A-listed brutalist studio up for sale at £18,000

The dilapidated studio of renowned textile designer Bernat Klein is to go on sale with a guide price of £18,000.

The studio, which nestles beside the A707 near Selkirk in the Scottish Borders, was built for Klein in 1972.

The two‑storey concrete and brick structure was designed by Peter Womersley who is considered to be one of the greatest brutalist architects to have worked in Scotland.

However the building, which was granted a category A listing in 2002, has been in a state of decline for more than 20 years.

Klein, a Serbian-born designer who died in 2014, collaborated with major European fashion houses such as Dior to design some of the most beautiful textiles of the 20th century.

His studio was built as a workspace for design, weaving and exhibiting samples.

It lies adjacent to his home, High Sunderland, built by Womersley in 1958 and also a listed building.

Historic Environment Scotland (HES) describes the studio as a “very fine sculptural late Modernist building designed by Peter Womersley”.

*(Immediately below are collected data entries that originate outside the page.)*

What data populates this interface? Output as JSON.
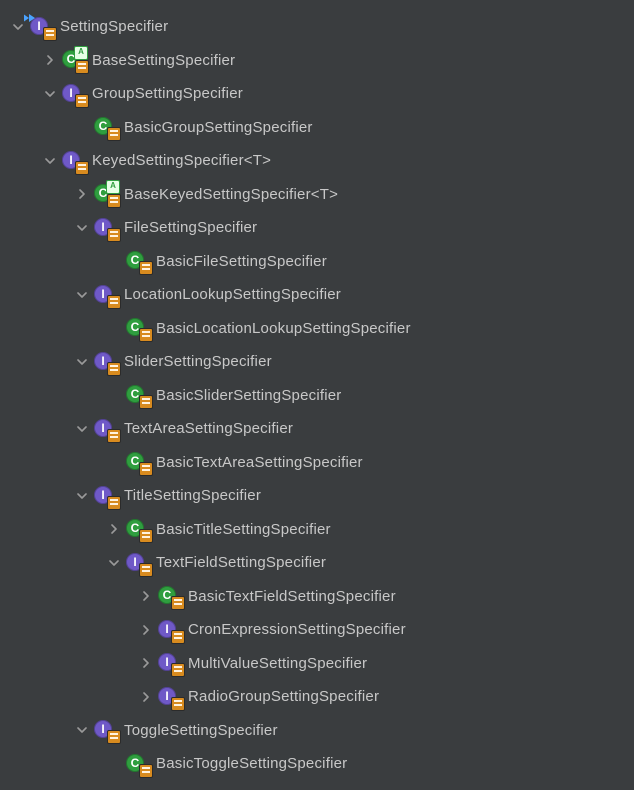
{
  "tree": [
    {
      "depth": 0,
      "expand": "open",
      "icon": "interface",
      "runnable": true,
      "abstract": false,
      "label": "SettingSpecifier"
    },
    {
      "depth": 1,
      "expand": "closed",
      "icon": "class",
      "runnable": false,
      "abstract": true,
      "label": "BaseSettingSpecifier"
    },
    {
      "depth": 1,
      "expand": "open",
      "icon": "interface",
      "runnable": false,
      "abstract": false,
      "label": "GroupSettingSpecifier"
    },
    {
      "depth": 2,
      "expand": "none",
      "icon": "class",
      "runnable": false,
      "abstract": false,
      "label": "BasicGroupSettingSpecifier"
    },
    {
      "depth": 1,
      "expand": "open",
      "icon": "interface",
      "runnable": false,
      "abstract": false,
      "label": "KeyedSettingSpecifier<T>"
    },
    {
      "depth": 2,
      "expand": "closed",
      "icon": "class",
      "runnable": false,
      "abstract": true,
      "label": "BaseKeyedSettingSpecifier<T>"
    },
    {
      "depth": 2,
      "expand": "open",
      "icon": "interface",
      "runnable": false,
      "abstract": false,
      "label": "FileSettingSpecifier"
    },
    {
      "depth": 3,
      "expand": "none",
      "icon": "class",
      "runnable": false,
      "abstract": false,
      "label": "BasicFileSettingSpecifier"
    },
    {
      "depth": 2,
      "expand": "open",
      "icon": "interface",
      "runnable": false,
      "abstract": false,
      "label": "LocationLookupSettingSpecifier"
    },
    {
      "depth": 3,
      "expand": "none",
      "icon": "class",
      "runnable": false,
      "abstract": false,
      "label": "BasicLocationLookupSettingSpecifier"
    },
    {
      "depth": 2,
      "expand": "open",
      "icon": "interface",
      "runnable": false,
      "abstract": false,
      "label": "SliderSettingSpecifier"
    },
    {
      "depth": 3,
      "expand": "none",
      "icon": "class",
      "runnable": false,
      "abstract": false,
      "label": "BasicSliderSettingSpecifier"
    },
    {
      "depth": 2,
      "expand": "open",
      "icon": "interface",
      "runnable": false,
      "abstract": false,
      "label": "TextAreaSettingSpecifier"
    },
    {
      "depth": 3,
      "expand": "none",
      "icon": "class",
      "runnable": false,
      "abstract": false,
      "label": "BasicTextAreaSettingSpecifier"
    },
    {
      "depth": 2,
      "expand": "open",
      "icon": "interface",
      "runnable": false,
      "abstract": false,
      "label": "TitleSettingSpecifier"
    },
    {
      "depth": 3,
      "expand": "closed",
      "icon": "class",
      "runnable": false,
      "abstract": false,
      "label": "BasicTitleSettingSpecifier"
    },
    {
      "depth": 3,
      "expand": "open",
      "icon": "interface",
      "runnable": false,
      "abstract": false,
      "label": "TextFieldSettingSpecifier"
    },
    {
      "depth": 4,
      "expand": "closed",
      "icon": "class",
      "runnable": false,
      "abstract": false,
      "label": "BasicTextFieldSettingSpecifier"
    },
    {
      "depth": 4,
      "expand": "closed",
      "icon": "interface",
      "runnable": false,
      "abstract": false,
      "label": "CronExpressionSettingSpecifier"
    },
    {
      "depth": 4,
      "expand": "closed",
      "icon": "interface",
      "runnable": false,
      "abstract": false,
      "label": "MultiValueSettingSpecifier"
    },
    {
      "depth": 4,
      "expand": "closed",
      "icon": "interface",
      "runnable": false,
      "abstract": false,
      "label": "RadioGroupSettingSpecifier"
    },
    {
      "depth": 2,
      "expand": "open",
      "icon": "interface",
      "runnable": false,
      "abstract": false,
      "label": "ToggleSettingSpecifier"
    },
    {
      "depth": 3,
      "expand": "none",
      "icon": "class",
      "runnable": false,
      "abstract": false,
      "label": "BasicToggleSettingSpecifier"
    }
  ]
}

It says the building was designed to connect harmoniously with its setting on the sloping wooded site.

The severe horizontality of the concrete elements succeed in contrasting with the verticals of the trees around it, HES says.

The property is being auctioned by Savills, which describes it as in need of modernisation, with further potential, “subject to requisite consents”.

“It remains a masterpiece of structural elegance integrated into its wooded landscape,” Savills say.

Womersley other works include Netherdale, the football stadium he designed for Gala Fairydean FC in 1963, the boiler house of the former Dingleton Hospital in Melrose and part of Edinburgh’s Western General Hospital.